Updated: Oct 21, 2021



In 1990, when Nelson Mandela emerged after 27 years of incarceration, he ventured back to his ancestral village and was stunned to observe the impact of plastic during his absence. As recounted in his autobiography, “When I was young, the village was tidy, the water pure and the grass green and unsullied as far as the eye could see… But now the village was upswept, the water polluted and the countryside littered with plastic bags and wrappers. We had not known of plastic when I was a boy and though it surely improved life in some ways, its presence in Qunu appeared to me to be a kind of blight” (1).


Plastic is undoubtedly a material that has improved the quality of our lives in immeasurable ways. It is integral to the device you are reading this on right now, it helps to feed us, to hydrate us, to house us, to keep us safe, to educate us, to transport us, for many of us to see, and for some, plastic parts inside our bodies help to keep us alive. It is truly a miracle material, strong, long-lasting, adaptable, inert, waterproof, and moldable into almost any shape we can imagine.

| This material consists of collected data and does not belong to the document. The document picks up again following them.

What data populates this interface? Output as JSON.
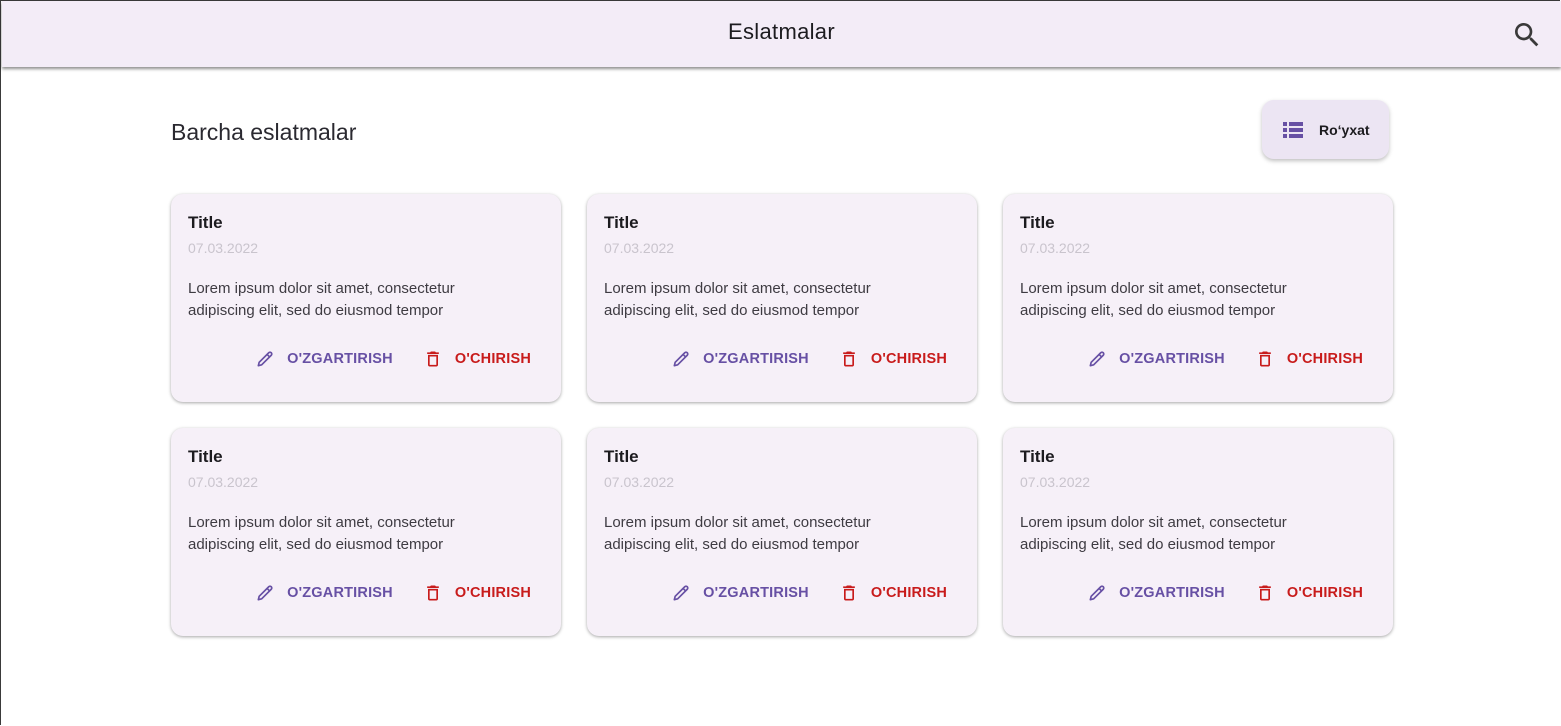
{
  "appbar": {
    "title": "Eslatmalar",
    "search_icon": "search-icon"
  },
  "header": {
    "section_title": "Barcha eslatmalar",
    "view_toggle_label": "Ro‘yxat",
    "view_toggle_icon": "list-icon"
  },
  "colors": {
    "appbar_bg": "#f3ecf7",
    "card_bg": "#f6f0f8",
    "accent": "#6750a4",
    "danger": "#c81b1b"
  },
  "cards": [
    {
      "title": "Title",
      "date": "07.03.2022",
      "body": "Lorem ipsum dolor sit amet, consectetur adipiscing elit, sed do eiusmod tempor",
      "edit_label": "O'ZGARTIRISH",
      "delete_label": "O'CHIRISH"
    },
    {
      "title": "Title",
      "date": "07.03.2022",
      "body": "Lorem ipsum dolor sit amet, consectetur adipiscing elit, sed do eiusmod tempor",
      "edit_label": "O'ZGARTIRISH",
      "delete_label": "O'CHIRISH"
    },
    {
      "title": "Title",
      "date": "07.03.2022",
      "body": "Lorem ipsum dolor sit amet, consectetur adipiscing elit, sed do eiusmod tempor",
      "edit_label": "O'ZGARTIRISH",
      "delete_label": "O'CHIRISH"
    },
    {
      "title": "Title",
      "date": "07.03.2022",
      "body": "Lorem ipsum dolor sit amet, consectetur adipiscing elit, sed do eiusmod tempor",
      "edit_label": "O'ZGARTIRISH",
      "delete_label": "O'CHIRISH"
    },
    {
      "title": "Title",
      "date": "07.03.2022",
      "body": "Lorem ipsum dolor sit amet, consectetur adipiscing elit, sed do eiusmod tempor",
      "edit_label": "O'ZGARTIRISH",
      "delete_label": "O'CHIRISH"
    },
    {
      "title": "Title",
      "date": "07.03.2022",
      "body": "Lorem ipsum dolor sit amet, consectetur adipiscing elit, sed do eiusmod tempor",
      "edit_label": "O'ZGARTIRISH",
      "delete_label": "O'CHIRISH"
    }
  ]
}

Without any doubt plastic is an excellent material that has made our lives richer, safer, and longer. So why is it seen in such a negative light? The answer of course is our profligate consumption of Single-Use Plastics, as observed with such clarity by Nelson Mandela, and for which the use today has, to some observers, reached a point of insanity.


In 2017, researchers attempted to make an accounting of all plastic that has ever been produced in human history and the results were truly shocking (2). Very large numbers do not communicate much, but here is an easy-to-digest fact from that paper that we can relate to:


“Over half of all plastic ever manufactured was produced just in the 13 previous years”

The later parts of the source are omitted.